А ведь Сервантес – или, если угодно, Сид Ахмед Бенинхали, чью рукопись Сервантес якобы воспроизводит, – тоже пытается поведать нам историю: о ночи Дон Кихота, проведенной в ожидании. Разочарует ли она нас? Отнюдь. Она вовсе не бессмысленна. Это полноценная история о разочаровании.

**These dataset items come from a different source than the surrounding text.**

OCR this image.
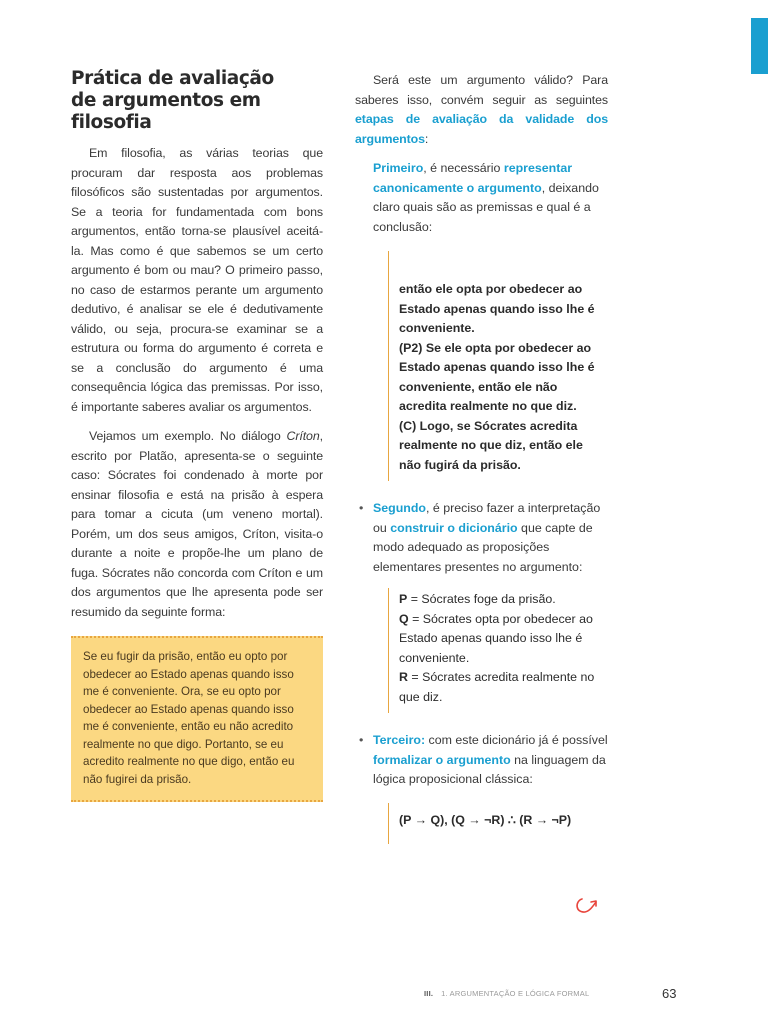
Prática de avaliação
de argumentos em filosofia

Em filosofia, as várias teorias que procuram dar resposta aos problemas filosóficos são sustentadas por argumentos. Se a teoria for fundamentada com bons argumentos, então torna-se plausível aceitá-la. Mas como é que sabemos se um certo argumento é bom ou mau? O primeiro passo, no caso de estarmos perante um argumento dedutivo, é analisar se ele é dedutivamente válido, ou seja, procura-se examinar se a estrutura ou forma do argumento é correta e se a conclusão do argumento é uma consequência lógica das premissas. Por isso, é importante saberes avaliar os argumentos.

Vejamos um exemplo. No diálogo Críton, escrito por Platão, apresenta-se o seguinte caso: Sócrates foi condenado à morte por ensinar filosofia e está na prisão à espera para tomar a cicuta (um veneno mortal). Porém, um dos seus amigos, Críton, visita-o durante a noite e propõe-lhe um plano de fuga. Sócrates não concorda com Críton e um dos argumentos que lhe apresenta pode ser resumido da seguinte forma:

Se eu fugir da prisão, então eu opto por obedecer ao Estado apenas quando isso me é conveniente. Ora, se eu opto por obedecer ao Estado apenas quando isso me é conveniente, então eu não acredito realmente no que digo. Portanto, se eu acredito realmente no que digo, então eu não fugirei da prisão.

Será este um argumento válido? Para saberes isso, convém seguir as seguintes etapas de avaliação da validade dos argumentos:

Primeiro, é necessário representar canonicamente o argumento, deixando claro quais são as premissas e qual é a conclusão:
então ele opta por obedecer ao Estado apenas quando isso lhe é conveniente.
(P2) Se ele opta por obedecer ao Estado apenas quando isso lhe é conveniente, então ele não acredita realmente no que diz.
(C) Logo, se Sócrates acredita realmente no que diz, então ele não fugirá da prisão.
• Segundo, é preciso fazer a interpretação ou construir o dicionário que capte de modo adequado as proposições elementares presentes no argumento:
P = Sócrates foge da prisão.
Q = Sócrates opta por obedecer ao Estado apenas quando isso lhe é conveniente.
R = Sócrates acredita realmente no que diz.
• Terceiro: com este dicionário já é possível formalizar o argumento na linguagem da lógica proposicional clássica:
(P → Q), (Q → ¬R) ∴ (R → ¬P)
III. 1. ARGUMENTAÇÃO E LÓGICA FORMAL	63
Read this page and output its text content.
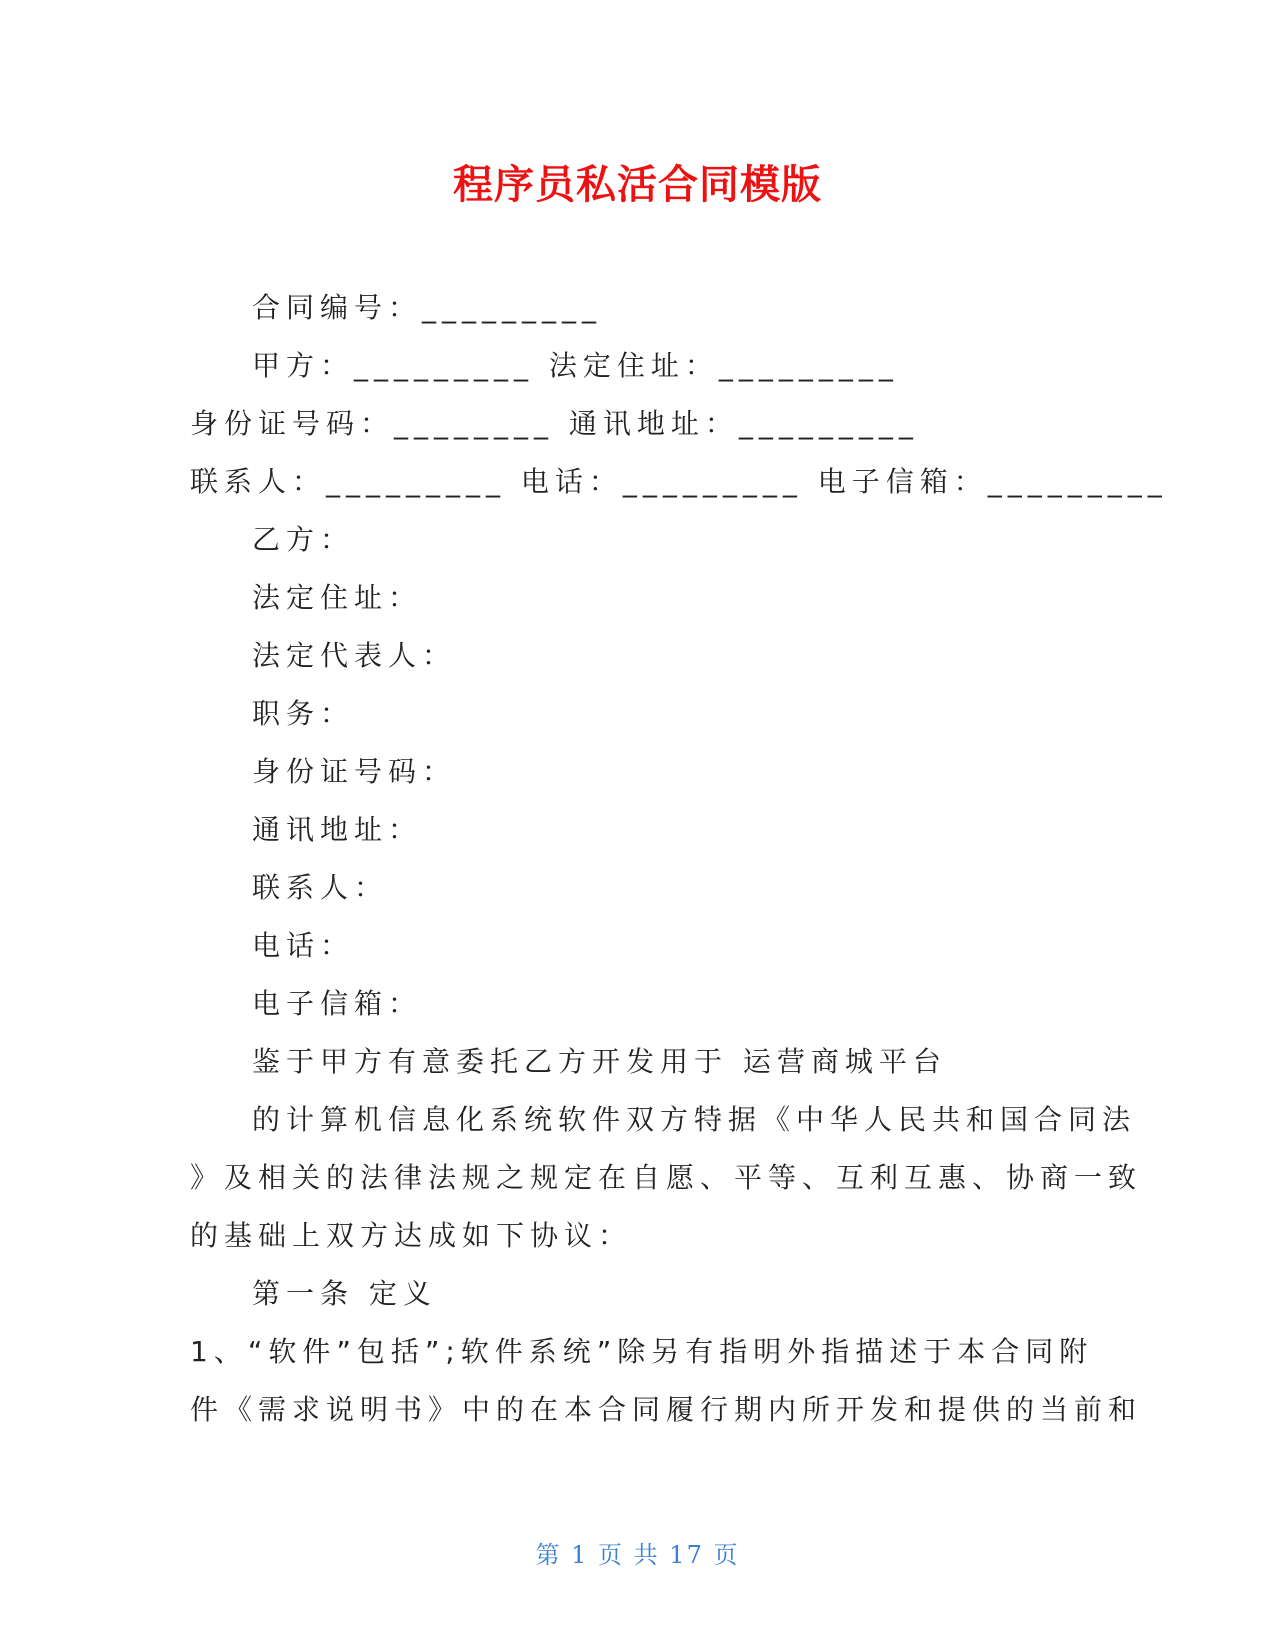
程序员私活合同模版

合同编号：_________

甲方：_________ 法定住址：_________

身份证号码：________ 通讯地址：_________

联系人：_________ 电话：_________ 电子信箱：_________

乙方：

法定住址：

法定代表人：

职务：

身份证号码：

通讯地址：

联系人：

电话：

电子信箱：

鉴于甲方有意委托乙方开发用于 运营商城平台

的计算机信息化系统软件双方特据《中华人民共和国合同法

》及相关的法律法规之规定在自愿、平等、互利互惠、协商一致

的基础上双方达成如下协议：

第一条 定义

1、“软件”包括”;软件系统”除另有指明外指描述于本合同附

件《需求说明书》中的在本合同履行期内所开发和提供的当前和

第 1 页 共 17 页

До наступления рассвета Сервантес вводит еще один непристойный эпизод, будто боится забыть в своем параде хоть одну естественную потребность. У Санчо «явились охота и желание сделать нечто такое, чего никто другой за него сделать не мог»[854]. Сервантес в деталях описывает маневры оруженосца, не смеющего «хотя бы на четверть шага отойти от своего господина»[855] и при этом желающего облегчиться незаметно от него. Несмотря на все усилия, «он все же издал не слишком громкий звук, резко, однако же, отличавшийся от тех, что нагнали на него такого страху»[856]. Тут же этот шум привлек внимание Дон Кихота, чей слух был остр, а обоняние – тонко. Для читателя этим звуком вводится вся музыка реальности, неведомой рыцарю печального образа. Но для Дон Кихота очевидная трусость Санчо никоим образом не отменяет фантастического приключения, которое должно произойти. Санчо видится ему человеком несдержанным: в своей дерзости он не сдерживает ни болтовни, ни смеха, ни страха, ни кишечного бремени.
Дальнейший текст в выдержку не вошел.